Sympathetic Ink: On tattoos and fat acceptance

My most recent tattoo. Isn't she gorgeous?

My most recent tattoo. Isn’t she gorgeous?

When I got my first tattoo – a small ‘Love’ symbol on my right wrist – back in 2008, I laughed when people told me that they were addictive. ‘Nope,’ I told everyone. ‘That’s not going to happen to me. I might get one or two, but I’m not going to be one of those people with ink covering both arms.’ Cut to a fortnight ago when I decided that my left arm was ‘looking a bit bare’ and it made sense to get a fantastically fierce (and gigantic) tiger lady tattooed on it. Famous last words and all that.
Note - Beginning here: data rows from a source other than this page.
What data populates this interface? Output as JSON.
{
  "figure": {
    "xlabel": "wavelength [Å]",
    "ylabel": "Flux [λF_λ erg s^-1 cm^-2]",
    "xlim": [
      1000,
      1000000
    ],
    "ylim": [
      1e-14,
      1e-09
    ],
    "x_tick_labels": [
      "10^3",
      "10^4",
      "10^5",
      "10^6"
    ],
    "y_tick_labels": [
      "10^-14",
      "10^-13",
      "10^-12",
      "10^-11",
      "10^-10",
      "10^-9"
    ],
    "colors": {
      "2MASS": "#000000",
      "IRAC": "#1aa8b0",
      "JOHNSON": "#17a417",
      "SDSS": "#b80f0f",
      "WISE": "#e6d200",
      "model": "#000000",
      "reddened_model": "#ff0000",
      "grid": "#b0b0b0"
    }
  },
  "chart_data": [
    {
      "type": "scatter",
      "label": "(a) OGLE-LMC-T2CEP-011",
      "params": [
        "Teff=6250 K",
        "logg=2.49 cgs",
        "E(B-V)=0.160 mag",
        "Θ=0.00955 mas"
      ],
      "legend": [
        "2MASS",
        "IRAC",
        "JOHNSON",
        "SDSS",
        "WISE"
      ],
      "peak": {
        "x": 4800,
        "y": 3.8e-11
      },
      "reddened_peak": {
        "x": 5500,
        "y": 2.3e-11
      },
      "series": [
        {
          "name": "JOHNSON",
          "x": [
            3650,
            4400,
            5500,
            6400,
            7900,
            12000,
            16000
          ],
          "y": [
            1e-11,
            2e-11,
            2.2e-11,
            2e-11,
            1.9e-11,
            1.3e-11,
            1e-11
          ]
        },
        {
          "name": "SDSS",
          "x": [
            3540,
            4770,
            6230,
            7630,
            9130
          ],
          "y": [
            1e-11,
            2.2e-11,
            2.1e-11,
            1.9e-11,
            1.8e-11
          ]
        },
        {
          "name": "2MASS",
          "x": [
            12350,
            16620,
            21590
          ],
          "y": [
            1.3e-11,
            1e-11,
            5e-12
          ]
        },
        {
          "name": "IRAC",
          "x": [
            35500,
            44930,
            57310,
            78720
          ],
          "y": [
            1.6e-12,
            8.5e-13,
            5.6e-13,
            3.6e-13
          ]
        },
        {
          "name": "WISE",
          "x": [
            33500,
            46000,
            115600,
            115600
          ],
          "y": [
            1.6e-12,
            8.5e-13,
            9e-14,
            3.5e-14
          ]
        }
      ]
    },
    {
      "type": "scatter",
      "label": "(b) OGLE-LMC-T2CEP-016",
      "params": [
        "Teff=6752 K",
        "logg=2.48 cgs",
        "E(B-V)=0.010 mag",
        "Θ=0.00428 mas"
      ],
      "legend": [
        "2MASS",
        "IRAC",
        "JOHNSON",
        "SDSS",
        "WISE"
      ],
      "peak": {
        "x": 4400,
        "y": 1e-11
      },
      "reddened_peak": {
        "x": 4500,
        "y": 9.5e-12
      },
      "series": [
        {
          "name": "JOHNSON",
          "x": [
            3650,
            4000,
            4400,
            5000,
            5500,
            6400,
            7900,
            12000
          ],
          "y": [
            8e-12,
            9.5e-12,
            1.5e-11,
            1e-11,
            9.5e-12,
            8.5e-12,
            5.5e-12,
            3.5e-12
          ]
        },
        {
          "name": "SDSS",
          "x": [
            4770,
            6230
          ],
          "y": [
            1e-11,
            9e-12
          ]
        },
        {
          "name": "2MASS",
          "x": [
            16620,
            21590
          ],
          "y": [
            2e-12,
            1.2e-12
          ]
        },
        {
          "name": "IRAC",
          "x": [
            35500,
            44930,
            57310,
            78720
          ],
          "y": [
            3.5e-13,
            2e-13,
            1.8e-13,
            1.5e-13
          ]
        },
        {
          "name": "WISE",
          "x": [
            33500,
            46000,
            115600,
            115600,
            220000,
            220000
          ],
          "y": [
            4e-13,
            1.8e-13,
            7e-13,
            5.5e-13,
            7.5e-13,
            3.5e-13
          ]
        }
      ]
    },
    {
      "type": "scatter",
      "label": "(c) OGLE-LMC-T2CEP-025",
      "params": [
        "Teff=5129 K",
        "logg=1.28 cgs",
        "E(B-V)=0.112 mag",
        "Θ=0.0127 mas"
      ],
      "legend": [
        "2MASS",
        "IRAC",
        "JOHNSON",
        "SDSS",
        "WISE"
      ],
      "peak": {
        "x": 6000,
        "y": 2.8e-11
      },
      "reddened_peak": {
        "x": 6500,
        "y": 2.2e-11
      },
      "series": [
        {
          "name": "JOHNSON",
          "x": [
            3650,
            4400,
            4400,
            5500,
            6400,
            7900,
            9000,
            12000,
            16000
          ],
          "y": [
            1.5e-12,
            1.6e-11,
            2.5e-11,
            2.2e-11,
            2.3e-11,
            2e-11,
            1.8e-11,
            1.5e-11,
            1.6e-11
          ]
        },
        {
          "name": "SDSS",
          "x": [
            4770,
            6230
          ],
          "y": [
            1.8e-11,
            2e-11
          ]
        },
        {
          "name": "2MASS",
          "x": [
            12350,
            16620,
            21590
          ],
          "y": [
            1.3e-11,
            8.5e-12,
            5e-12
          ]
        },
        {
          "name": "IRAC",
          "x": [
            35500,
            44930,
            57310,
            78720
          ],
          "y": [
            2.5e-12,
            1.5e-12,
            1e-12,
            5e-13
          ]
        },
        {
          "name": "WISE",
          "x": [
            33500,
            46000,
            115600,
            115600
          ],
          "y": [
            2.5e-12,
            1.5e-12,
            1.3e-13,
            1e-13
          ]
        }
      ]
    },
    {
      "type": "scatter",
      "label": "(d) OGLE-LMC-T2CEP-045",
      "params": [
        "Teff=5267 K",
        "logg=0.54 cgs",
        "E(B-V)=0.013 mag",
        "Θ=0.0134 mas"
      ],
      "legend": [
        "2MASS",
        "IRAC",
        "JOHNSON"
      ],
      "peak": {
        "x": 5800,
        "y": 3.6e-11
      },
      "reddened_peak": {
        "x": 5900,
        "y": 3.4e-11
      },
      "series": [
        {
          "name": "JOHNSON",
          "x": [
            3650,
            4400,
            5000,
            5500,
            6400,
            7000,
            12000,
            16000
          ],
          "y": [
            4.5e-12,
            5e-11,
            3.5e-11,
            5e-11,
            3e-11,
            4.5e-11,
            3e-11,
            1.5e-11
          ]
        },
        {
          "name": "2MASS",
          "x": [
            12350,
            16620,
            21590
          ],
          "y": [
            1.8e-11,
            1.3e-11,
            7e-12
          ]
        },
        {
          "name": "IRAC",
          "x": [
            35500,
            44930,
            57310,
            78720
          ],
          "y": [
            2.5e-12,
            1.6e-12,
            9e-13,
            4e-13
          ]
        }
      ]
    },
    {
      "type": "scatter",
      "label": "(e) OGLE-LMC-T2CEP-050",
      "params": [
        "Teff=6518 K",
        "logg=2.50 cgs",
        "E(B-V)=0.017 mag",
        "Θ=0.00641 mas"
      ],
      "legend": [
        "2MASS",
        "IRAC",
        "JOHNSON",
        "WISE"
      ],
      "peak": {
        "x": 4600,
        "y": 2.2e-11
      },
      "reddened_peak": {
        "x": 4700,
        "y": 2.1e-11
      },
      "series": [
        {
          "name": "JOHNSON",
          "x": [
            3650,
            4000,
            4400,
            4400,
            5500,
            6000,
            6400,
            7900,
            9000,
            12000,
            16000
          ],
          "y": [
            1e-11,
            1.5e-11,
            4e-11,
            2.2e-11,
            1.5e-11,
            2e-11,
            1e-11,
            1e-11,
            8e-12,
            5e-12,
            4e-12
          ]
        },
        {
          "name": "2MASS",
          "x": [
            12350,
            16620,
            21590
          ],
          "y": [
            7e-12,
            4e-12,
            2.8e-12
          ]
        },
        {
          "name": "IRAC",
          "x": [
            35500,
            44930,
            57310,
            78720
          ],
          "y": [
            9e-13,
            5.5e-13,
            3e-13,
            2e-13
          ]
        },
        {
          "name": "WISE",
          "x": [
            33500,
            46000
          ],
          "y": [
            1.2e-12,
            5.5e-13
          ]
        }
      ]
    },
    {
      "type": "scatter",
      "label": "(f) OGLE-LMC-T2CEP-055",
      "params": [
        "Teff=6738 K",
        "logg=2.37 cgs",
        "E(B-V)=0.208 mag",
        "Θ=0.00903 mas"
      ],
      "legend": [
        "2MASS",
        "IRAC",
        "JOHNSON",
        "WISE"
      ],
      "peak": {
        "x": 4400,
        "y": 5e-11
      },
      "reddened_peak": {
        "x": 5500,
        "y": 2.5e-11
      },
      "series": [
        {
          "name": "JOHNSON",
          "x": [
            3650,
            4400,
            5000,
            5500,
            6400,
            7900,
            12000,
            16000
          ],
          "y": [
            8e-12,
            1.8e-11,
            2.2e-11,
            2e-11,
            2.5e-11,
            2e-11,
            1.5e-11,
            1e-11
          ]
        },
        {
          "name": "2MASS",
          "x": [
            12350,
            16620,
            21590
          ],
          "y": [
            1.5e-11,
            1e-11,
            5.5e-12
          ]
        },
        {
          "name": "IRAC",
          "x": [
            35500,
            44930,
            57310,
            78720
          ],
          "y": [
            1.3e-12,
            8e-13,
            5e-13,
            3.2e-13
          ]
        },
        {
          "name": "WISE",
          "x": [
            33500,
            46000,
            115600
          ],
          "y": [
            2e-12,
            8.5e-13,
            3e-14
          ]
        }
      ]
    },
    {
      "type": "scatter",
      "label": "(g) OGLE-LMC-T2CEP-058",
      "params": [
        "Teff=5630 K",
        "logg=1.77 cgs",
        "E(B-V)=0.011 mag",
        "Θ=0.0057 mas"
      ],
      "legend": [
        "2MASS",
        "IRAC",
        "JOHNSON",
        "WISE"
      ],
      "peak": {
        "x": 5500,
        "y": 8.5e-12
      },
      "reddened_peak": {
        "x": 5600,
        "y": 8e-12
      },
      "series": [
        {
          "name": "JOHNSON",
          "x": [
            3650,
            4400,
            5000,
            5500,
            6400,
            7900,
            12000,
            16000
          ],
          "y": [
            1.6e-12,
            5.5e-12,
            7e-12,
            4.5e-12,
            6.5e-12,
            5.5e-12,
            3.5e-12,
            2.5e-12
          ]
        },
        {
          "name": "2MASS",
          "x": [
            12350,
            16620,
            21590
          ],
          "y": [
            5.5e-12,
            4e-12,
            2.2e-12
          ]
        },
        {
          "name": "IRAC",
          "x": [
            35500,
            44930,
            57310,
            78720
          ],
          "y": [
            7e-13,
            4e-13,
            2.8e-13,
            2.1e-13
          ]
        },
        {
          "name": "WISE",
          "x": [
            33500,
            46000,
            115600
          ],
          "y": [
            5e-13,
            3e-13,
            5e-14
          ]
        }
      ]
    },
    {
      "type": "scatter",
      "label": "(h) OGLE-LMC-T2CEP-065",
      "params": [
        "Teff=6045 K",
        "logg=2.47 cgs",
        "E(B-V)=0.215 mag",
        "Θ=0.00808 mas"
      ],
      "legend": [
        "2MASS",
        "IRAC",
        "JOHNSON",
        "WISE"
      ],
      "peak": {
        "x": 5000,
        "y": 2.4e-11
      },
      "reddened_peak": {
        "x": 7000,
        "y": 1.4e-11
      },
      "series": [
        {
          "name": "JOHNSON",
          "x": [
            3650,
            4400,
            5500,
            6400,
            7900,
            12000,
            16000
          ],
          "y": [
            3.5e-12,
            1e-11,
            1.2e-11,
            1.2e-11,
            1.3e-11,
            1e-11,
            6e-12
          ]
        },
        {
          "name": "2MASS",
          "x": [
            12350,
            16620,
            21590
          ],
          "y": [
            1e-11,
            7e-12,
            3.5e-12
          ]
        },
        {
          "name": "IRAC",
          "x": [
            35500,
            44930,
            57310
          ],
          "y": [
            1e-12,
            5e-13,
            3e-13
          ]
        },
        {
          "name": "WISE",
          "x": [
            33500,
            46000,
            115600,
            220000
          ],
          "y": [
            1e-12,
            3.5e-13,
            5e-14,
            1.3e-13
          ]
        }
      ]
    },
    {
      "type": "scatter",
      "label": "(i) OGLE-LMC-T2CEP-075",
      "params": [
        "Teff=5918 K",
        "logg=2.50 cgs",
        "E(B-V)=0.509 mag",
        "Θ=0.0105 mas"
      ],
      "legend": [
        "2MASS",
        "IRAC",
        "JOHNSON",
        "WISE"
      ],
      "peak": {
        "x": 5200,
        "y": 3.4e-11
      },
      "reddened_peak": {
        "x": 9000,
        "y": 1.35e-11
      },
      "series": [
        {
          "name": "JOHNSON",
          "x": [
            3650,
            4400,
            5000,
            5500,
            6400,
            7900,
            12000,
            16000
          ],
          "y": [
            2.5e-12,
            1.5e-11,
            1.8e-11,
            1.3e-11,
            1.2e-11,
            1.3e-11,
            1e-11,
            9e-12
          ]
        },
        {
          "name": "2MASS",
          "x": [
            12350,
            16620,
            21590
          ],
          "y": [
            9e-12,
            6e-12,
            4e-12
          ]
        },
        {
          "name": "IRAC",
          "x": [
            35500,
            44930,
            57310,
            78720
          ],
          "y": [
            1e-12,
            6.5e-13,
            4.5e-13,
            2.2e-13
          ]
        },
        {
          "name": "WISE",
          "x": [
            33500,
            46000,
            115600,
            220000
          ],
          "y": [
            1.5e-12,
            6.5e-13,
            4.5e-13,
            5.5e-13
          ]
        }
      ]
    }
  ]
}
It’s a massive cliché, but I love my tattoos. I have eight of them (so far) and they are as much a part of me as one of my arms or feet. They’re a map of memories on my skin – markers of my constantly evolving relationship with my body, a process that has been as challenging as it has been rewarding.

Four of my tattoos.

Four of my tattoos.

Like many people, I’ve spent a fair chunk of my life waging a war against my appearance. For most of my 20s I believed I was too unattractive, too weird and too fat for anyone to take me seriously. I will never forget logging on to a forum I frequented in 2005 to discover that some people (who I misguidedly thought were my friends) had uploaded a picture of me and were poking fun at my hair, my clothes and my size. Or the time that my ex asked me what happened to the skinny girl he fell in love with. Little things, but they stick to you like tar, making you feel lumpen and useless.

This isn’t some sob story. I’m sure that everyone reading this will have similar tales to share (after all, we live in a society that encourages us to find fault with ourselves in the smallest things.) As I’ve gotten older, I’ve called a truce in the war I’d been constantly waging against myself. I don’t have the time or the energy to invest in trying to take up less space in the world. Instead, I’d much rather work on appreciating the fantastic landscape of my body – belly rolls, double chin and all.

My favourite picture of me with my rolling pin tattoo. You would never know that I'd only had four hours sleep when this picture was taken.

My favourite picture of me with my rolling pin tattoo. You would never know that I’d only had four hours sleep when this picture was taken.

I see getting tattooed as my own form of self care. It shows that I care about my body so much that I want to cover it in beautiful, interesting art that I can show off to the world. That I am proud to show off a fat body, which I am supposed to feel discomforted and shamed by. I’ve written before about my mildly antagonistic relationship with my upper arms, always believing them to be too white and too flabby. Getting them inked gave me the perfect opportunity to flaunt them and their satisfying roundness to the world. I still have days where I feel uncomfortable or anxious about how I look. But I have even more where I look in the mirror and see a super-hot, confident woman looking back at me. A woman who just happens to have a naked pin-up girl decorating her right arm.

I realise that getting tattooed is not for everyone. Good ones done by experienced artists are expensive and I’m exceptionally privileged to be able to afford mine. I am also lucky enough to work in an environment where they have never been an issue (although I do keep them covered when I have to be ‘professional.’) And whenever I’ve shown them to my parents, they’ve been met with a drama-free meh rather than a cry of you’ve brought shame upon this family!  Although my Dad did raise an eyebrow when I got a giant multi-coloured rolling pin on my right arm.

Fat positivity is expressed in a variety of different ways. Mine just happens to come in the form of signs and symbols swirling over my arms. And when people ask me what my various tattoos mean, I tell them that they mean that my body is important. My body is magnificent. My body is beautiful.